Bronze Sculptures
Process and Materials
Bronze sculptures start with an original made of clay or wax that is built onto an armature. The armature represents a ‘skeleton’ of the subject and supports the weight of the sculpting material. Clay is kept damp and workable with water while wax can be cut or shaped with hot metal tools.
Good reference photos or drawings are essential, especially when sculpting portraits, and are used to build an accurate armature. If the armature is wrong the final sculpt cannot be right. Usually a simple form is made out of chicken wire, shaped and fitted over the armature ‘skeleton’ and then covered in plaster which will hold the clay or wax. Again this must be accurate and allow for a reasonable depth of sculpting material, particularly clay; if clay is too thin it will dry out and won’t allow for minor corrections.
Once the sculpture is finished a mould made of plaster, fibreglass or silicone rubber is put over it. The simplest mould is a ‘waste mould’; plaster sections taken directly from the original clay. The clay is removed, the mould re-assembled and a cast poured or laid into it. The plaster is then cut and chipped away to reveal the cast. Fibreglass or silicone rubber moulds are more complex but allow for repeat casts to be made.

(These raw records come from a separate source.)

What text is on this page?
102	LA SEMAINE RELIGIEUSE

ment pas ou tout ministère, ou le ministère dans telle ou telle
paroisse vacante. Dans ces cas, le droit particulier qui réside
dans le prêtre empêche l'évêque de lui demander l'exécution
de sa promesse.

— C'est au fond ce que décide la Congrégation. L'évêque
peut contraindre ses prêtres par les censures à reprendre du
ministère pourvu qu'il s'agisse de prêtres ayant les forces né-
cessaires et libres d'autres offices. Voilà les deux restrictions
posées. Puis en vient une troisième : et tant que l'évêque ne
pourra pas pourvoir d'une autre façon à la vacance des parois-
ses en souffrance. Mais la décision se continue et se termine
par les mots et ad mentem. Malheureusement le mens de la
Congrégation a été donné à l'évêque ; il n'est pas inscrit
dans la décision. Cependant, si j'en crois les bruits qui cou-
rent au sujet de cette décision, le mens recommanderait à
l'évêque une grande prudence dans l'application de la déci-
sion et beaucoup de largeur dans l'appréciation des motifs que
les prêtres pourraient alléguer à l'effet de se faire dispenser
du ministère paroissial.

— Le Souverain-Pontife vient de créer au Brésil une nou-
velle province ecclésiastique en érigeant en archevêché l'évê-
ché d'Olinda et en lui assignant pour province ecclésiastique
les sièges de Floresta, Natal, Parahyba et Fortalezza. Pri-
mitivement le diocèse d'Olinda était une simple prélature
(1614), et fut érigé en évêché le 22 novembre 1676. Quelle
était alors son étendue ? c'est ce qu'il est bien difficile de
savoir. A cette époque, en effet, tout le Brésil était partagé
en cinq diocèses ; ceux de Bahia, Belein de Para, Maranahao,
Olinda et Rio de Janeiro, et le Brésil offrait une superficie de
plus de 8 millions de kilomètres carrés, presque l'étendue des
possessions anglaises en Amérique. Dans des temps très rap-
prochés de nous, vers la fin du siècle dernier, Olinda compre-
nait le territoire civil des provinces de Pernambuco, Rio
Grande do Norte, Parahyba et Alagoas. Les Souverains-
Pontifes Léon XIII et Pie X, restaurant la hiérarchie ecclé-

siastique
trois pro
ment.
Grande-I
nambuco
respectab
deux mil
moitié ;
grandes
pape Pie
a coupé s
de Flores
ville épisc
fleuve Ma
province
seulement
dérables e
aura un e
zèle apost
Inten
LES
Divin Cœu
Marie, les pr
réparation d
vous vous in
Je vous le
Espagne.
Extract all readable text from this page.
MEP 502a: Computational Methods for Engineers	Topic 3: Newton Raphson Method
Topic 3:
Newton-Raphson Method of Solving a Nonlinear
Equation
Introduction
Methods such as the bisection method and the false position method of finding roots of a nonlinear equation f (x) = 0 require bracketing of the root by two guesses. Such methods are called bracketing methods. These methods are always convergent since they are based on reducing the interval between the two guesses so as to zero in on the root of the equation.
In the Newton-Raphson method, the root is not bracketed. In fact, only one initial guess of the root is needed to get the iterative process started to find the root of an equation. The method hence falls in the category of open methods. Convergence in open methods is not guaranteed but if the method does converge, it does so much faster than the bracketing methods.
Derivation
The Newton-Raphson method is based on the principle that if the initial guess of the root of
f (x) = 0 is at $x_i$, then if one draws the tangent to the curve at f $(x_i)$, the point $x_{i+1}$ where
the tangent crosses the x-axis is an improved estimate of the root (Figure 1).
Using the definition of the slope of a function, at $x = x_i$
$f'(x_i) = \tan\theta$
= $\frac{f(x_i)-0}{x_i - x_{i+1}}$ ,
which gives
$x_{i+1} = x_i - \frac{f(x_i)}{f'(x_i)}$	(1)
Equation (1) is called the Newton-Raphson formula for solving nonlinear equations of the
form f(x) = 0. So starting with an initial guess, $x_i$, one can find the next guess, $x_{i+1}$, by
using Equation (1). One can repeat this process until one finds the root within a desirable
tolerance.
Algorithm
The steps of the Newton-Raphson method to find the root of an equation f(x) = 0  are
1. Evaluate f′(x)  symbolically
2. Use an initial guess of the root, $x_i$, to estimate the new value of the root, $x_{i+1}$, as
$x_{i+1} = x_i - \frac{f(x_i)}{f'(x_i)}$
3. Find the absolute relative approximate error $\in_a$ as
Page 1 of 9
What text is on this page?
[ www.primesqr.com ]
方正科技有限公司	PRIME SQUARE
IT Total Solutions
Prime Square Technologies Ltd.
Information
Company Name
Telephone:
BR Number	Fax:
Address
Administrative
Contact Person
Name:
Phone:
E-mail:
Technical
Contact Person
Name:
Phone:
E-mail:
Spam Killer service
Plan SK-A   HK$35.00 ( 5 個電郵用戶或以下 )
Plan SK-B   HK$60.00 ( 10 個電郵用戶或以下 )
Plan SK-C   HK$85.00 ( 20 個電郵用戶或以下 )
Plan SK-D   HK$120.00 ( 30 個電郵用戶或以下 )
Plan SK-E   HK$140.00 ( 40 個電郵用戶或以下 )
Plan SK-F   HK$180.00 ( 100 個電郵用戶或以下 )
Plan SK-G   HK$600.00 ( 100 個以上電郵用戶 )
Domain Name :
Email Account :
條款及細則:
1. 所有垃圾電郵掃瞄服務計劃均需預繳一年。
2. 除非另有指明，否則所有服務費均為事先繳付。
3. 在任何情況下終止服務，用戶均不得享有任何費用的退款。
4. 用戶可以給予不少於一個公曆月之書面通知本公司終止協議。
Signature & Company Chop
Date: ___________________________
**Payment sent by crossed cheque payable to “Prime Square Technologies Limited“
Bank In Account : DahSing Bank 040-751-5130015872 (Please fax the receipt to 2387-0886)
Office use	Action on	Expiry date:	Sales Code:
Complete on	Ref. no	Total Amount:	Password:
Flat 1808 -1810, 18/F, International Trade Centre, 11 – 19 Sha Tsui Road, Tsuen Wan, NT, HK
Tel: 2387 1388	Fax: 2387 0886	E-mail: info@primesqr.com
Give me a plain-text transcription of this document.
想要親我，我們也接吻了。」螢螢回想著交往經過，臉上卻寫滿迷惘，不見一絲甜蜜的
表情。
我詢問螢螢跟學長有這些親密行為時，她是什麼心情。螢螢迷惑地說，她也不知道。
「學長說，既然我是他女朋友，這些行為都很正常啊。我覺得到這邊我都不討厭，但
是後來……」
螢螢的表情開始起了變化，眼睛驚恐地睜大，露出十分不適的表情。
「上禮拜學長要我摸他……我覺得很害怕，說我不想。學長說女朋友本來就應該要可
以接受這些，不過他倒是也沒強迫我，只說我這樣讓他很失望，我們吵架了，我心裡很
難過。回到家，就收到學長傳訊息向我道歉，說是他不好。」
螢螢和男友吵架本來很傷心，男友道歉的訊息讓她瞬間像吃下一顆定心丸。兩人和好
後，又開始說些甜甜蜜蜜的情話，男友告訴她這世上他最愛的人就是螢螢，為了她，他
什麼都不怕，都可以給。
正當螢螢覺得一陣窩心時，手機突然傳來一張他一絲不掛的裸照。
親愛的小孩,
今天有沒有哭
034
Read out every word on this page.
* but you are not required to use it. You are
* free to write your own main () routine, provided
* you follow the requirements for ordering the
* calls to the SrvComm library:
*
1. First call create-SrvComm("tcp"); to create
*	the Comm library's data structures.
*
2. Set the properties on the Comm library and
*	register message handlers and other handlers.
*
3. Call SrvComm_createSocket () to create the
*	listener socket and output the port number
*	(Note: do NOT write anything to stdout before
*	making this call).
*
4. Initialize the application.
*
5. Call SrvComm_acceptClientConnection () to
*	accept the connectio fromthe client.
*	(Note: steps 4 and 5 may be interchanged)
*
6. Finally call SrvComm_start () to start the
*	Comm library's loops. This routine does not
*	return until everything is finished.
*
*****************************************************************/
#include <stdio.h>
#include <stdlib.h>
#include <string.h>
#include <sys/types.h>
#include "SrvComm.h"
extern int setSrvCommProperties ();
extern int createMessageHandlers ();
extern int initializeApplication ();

For a bronze cast the foundry will first make a wax cast which is then coated in a ceramic material and heated in a kiln to fire the ceramic and melt the wax away. Hence this technique is called ‘lost wax’ or ‘cire perdue’ from the French. The hollow mould is then filled with molten bronze, allowed to cool and the ceramic mould is chipped away. The bronze cast can then be cleaned and polished or patinated.